A few years ago, a college professor named Bob Dunikoski rode through the reseller market buying smaller resellers to make one large firm. Since then, the question of whether aggregating VARs really works has not been answered.
Consolidation seemed like the wave of the future in 2000. But CPA firm aggregation stalled, several VAR roll-ups never materialized, and the company Dunikoski built, called TexSys RD at first and now ePartners, struggled. The urge to merge is back. But will building national reselling companies work in this new round? There’s money out there betting they can.
Two players are racing to be the big kid on the block. Tectura, a Tempe, Ariz.-based company, had about $37.5 million in revenue for 2003, but recently jumped to a $60 million-a-year run rate with the purchase of Concord Business Systems, which had 25 employees, and boosted its size with the acquisition of Cosmo Consult, a German company with more than 230 employees.
But just as Tectura vaulted to a similar size as ePartners, which claimed $63 million in sales in 2003, the latter combined with EYT, a Chantilly, Va.-based company. EYT itself only recently merged with In2Gr8, a deal that always looked like an In2Gr8 takeover of EYT. In the latest round, the surviving company is called ePartners, but headquarters will be in Seattle, so it looks like that’s where the money is coming from.
How are EYT and ePartners doing? Both have had rocky times. Both say they are doing much better. Since they are private, we’ll have to take their word for it. But somebody has to help a bunch of venture capitalists recover their investment in the company.

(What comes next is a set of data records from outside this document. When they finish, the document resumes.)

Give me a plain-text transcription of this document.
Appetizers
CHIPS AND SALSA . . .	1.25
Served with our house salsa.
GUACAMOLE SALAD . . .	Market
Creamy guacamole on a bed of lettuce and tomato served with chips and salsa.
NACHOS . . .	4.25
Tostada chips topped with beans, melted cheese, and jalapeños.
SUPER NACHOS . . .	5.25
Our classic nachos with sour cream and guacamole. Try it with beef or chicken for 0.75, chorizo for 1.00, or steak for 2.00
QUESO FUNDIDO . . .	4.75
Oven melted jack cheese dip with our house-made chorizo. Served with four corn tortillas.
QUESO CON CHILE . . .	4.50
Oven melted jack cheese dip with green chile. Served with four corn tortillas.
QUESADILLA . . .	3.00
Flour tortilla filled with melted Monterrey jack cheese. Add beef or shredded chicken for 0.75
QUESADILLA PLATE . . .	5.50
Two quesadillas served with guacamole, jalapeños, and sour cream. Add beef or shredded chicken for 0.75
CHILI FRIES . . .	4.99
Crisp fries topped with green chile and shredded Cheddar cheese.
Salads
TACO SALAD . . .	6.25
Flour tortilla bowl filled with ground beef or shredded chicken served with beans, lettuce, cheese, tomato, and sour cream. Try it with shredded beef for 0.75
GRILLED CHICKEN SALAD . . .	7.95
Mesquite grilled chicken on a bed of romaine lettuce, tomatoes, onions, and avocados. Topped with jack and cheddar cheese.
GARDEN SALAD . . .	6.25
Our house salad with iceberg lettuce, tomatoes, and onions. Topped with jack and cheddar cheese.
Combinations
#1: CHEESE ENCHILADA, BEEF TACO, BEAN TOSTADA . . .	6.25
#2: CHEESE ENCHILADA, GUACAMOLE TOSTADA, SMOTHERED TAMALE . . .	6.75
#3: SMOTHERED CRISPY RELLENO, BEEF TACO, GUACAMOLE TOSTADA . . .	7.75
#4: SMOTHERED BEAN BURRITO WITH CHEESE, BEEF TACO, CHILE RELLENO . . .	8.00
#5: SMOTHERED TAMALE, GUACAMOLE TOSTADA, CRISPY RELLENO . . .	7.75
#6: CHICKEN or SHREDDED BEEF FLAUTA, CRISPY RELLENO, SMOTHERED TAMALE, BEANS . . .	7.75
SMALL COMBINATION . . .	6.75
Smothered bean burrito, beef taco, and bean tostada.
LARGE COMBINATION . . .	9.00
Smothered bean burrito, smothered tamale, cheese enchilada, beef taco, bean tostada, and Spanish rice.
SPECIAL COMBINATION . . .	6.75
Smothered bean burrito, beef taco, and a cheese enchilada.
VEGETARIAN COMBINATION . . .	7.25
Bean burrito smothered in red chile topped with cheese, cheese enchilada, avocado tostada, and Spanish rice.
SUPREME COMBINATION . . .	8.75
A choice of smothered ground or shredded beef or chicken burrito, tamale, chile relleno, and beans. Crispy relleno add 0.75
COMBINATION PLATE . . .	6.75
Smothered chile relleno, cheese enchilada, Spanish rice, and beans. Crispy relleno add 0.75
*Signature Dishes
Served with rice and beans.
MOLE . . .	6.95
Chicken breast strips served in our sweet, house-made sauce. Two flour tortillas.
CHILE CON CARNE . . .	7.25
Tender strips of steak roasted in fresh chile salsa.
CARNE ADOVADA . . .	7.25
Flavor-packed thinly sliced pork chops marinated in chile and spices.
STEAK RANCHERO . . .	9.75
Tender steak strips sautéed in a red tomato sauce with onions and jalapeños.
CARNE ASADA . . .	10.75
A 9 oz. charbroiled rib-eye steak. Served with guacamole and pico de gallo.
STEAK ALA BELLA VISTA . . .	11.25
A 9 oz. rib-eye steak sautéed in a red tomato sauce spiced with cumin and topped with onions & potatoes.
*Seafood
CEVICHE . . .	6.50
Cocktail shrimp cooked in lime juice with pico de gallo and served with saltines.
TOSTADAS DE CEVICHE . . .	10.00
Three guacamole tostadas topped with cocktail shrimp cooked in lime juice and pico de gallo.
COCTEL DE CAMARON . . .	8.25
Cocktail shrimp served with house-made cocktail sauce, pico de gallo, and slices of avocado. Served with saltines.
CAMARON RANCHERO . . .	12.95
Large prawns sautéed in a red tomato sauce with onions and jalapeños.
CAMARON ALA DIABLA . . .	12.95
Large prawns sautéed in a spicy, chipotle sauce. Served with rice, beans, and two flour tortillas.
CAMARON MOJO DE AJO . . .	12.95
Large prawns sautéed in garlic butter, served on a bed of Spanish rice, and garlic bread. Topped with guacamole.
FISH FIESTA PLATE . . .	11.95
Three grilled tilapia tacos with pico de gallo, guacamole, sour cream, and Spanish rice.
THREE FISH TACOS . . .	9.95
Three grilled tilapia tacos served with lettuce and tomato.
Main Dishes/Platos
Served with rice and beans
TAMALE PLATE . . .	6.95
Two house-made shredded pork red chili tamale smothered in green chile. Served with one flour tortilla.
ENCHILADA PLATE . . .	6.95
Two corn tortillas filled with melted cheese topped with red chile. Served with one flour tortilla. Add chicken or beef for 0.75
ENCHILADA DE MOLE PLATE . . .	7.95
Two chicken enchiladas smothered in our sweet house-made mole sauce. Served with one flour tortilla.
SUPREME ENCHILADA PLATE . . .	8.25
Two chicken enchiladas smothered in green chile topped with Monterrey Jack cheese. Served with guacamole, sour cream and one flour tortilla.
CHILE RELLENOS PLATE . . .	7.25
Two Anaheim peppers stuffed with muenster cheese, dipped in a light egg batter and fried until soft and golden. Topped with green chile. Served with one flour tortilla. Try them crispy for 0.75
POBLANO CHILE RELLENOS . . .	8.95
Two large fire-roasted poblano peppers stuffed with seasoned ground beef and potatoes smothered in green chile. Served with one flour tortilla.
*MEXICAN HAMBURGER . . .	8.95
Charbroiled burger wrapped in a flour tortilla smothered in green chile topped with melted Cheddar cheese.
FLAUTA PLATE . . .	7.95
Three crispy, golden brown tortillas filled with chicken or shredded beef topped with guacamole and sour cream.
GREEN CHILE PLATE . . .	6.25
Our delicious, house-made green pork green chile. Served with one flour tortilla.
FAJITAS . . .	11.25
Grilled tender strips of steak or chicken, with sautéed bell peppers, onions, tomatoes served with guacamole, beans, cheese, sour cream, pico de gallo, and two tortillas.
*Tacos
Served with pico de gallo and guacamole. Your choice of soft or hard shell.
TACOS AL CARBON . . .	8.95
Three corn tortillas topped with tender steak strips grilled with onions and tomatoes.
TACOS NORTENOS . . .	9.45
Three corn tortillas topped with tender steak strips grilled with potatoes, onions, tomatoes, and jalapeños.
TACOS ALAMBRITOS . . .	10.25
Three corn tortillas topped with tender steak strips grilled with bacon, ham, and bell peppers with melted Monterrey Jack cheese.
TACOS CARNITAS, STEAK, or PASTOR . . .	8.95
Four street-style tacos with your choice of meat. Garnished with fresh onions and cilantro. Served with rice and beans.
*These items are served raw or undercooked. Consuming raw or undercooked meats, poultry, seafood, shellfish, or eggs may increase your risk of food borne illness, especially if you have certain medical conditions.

Still the question remains, can any big VAR be truly effective? Aston Business Solutions and Columbus IT, both based in Denmark, aren’t exactly shaking up the world. The bank that holds the debt for both companies is looking for a buyer.
The other major player, InterDyn, remains committed to being more an alliance than one company. Together, InterDyn’s member firms have sales on the same order as Tectura. Like ePartners and Tectura, the alliance has expanded internationally. They are on similar paths.
These major firms are primarily selling Microsoft products and Microsoft probably wants bigger VARs. According to Howard Diamond, CEO of EYT, who now moves up to executive chairman of ePartners, “Traditionally, Microsoft has had more success with fewer bigger partners, than with larger numbers of small partners.”
And just maybe what we are seeing is a move towards a new order. As Diamond put it when he took over the EYT job, "Everybody is trying to find the right business model in this space."